With Mister Meles in command at the front, and Pipsi taking up the very important role of second-in-command, they carefully dropped the basket over the edge of the cliff, in the very spot where Henry had sat earlier that day.
Little Henry was so pleased to see the basket hovering above as it very slowly lowered towards him. Standing on the tips of his tippy toes, he reached up to guide it down until it settled gently beside him on the grassy ledge, and then he climbed inside. “Well done sonny!” shouted Mister Meles from high above, “Now hold on tight and we’ll have you back up here in a jiffy.
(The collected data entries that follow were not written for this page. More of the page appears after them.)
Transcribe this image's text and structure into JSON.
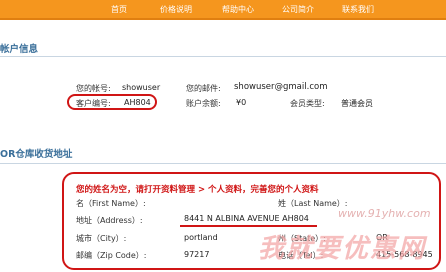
{
  "nav": {
    "items": [
      "首页",
      "价格说明",
      "帮助中心",
      "公司简介",
      "联系我们"
    ]
  },
  "account": {
    "section_title": "帐户信息",
    "username_label": "您的帐号:",
    "username_value": "showuser",
    "email_label": "您的邮件:",
    "email_value": "showuser@gmail.com",
    "customer_no_label": "客户编号:",
    "customer_no_value": "AH804",
    "balance_label": "账户余额:",
    "balance_value": "¥0",
    "member_type_label": "会员类型:",
    "member_type_value": "普通会员"
  },
  "address": {
    "section_title": "OR仓库收货地址",
    "notice": "您的姓名为空，请打开资料管理 > 个人资料，完善您的个人资料",
    "first_name_label": "名（First Name）:",
    "last_name_label": "姓（Last Name）:",
    "address_label": "地址（Address）:",
    "address_value": "8441 N ALBINA AVENUE AH804",
    "city_label": "城市（City）:",
    "city_value": "portland",
    "state_label": "州（State）:",
    "state_value": "OR",
    "zip_label": "邮编（Zip Code）:",
    "zip_value": "97217",
    "tel_label": "电话（Tel）:",
    "tel_value": "415-568-8945"
  },
  "watermark": {
    "url": "www.91yhw.com",
    "brand": "我就要优惠网"
  },
  "colors": {
    "nav": "#f5961e",
    "section_title": "#3a6f9a",
    "highlight": "#d01515"
  }
}
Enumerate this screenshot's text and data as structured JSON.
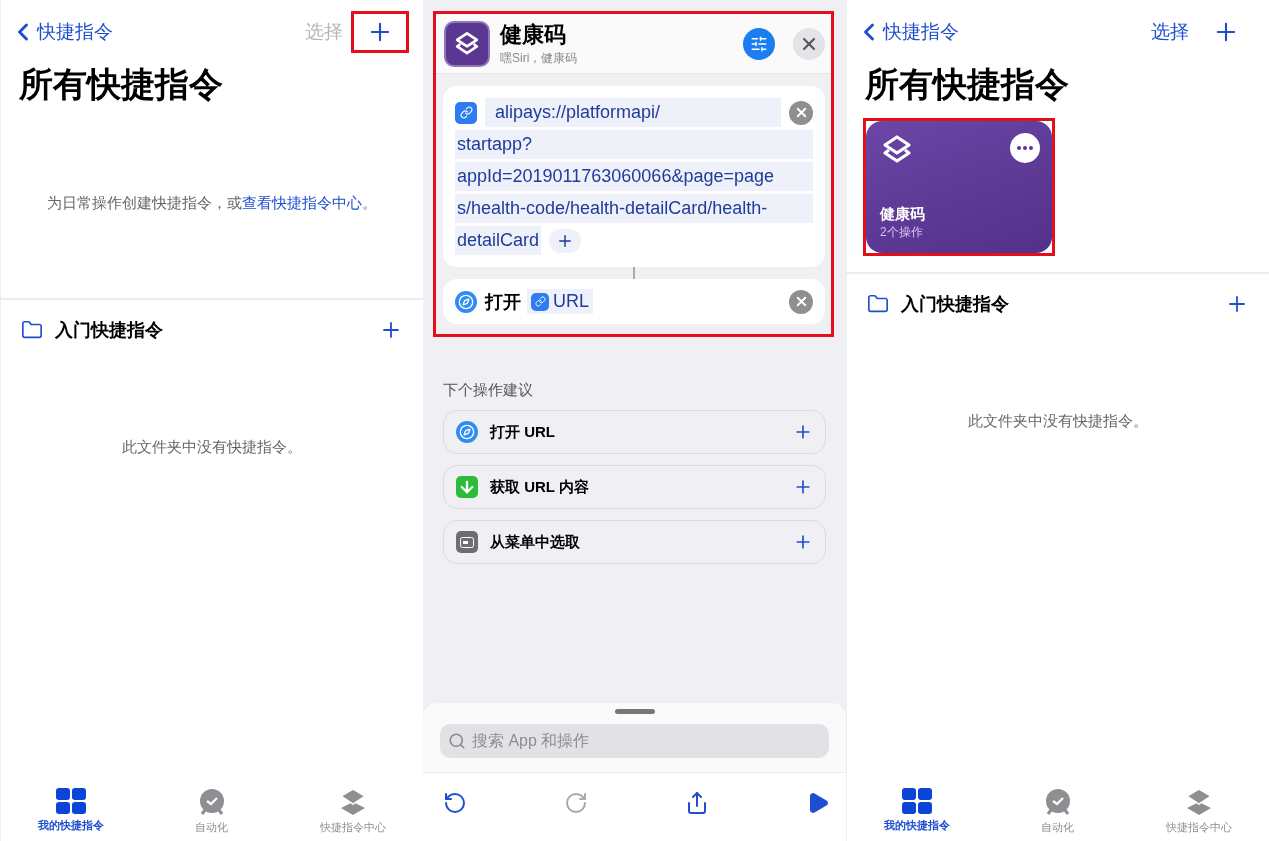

Are you ready chaps?! Three.. Two.. One.. PULL!”. Once again the animals strained and heaved, slowly creeping backwards whilst they raised the basket and its’ precious cargo.
As the basket juddered and jiggled over the ground before lifting into the air suddenly Henry was very frightened. He gripped the basket so tightly his paws began to throb. “Ohhuhh!” he whimpered as he began to rise skywards. His knees were very wobbly so he sat down on his bottom and covered his eyes. “Tickety-tick, tickety-tock, a-ricky-ticky-too!” sang Henry, trying to distract himself.
When the basket neared the top, Mister Meles reached out a strong paw to guide it into a safe resting place. Little Henry stood up quickly, not wanting to appear frightened in the slightest, as Mister Meles and then Pipsi called out to the animals to stop pulling.
Henry carefully clambered out of the basket on his still quite wobbly legs as the animals crowded around. “We did it!” shouted a very out of breath Muddle. Pipsi climbed up Felix the Fox as three cheers of celebration rang out, and scattered flowers over the bewildered little hedgehog and his tired but very happy rescuers. “Now don’t you go too close to the edge in future, sonny” said Mister Meles sternly “We’d better get you back to your mother before dark, she’ll be terribly worried” he added.
And with that, as the sun set over Pepperly Wood, the animals finally went about returning the things that they had borrowed and Mister Meles walked the very sleepy little hedgehog home.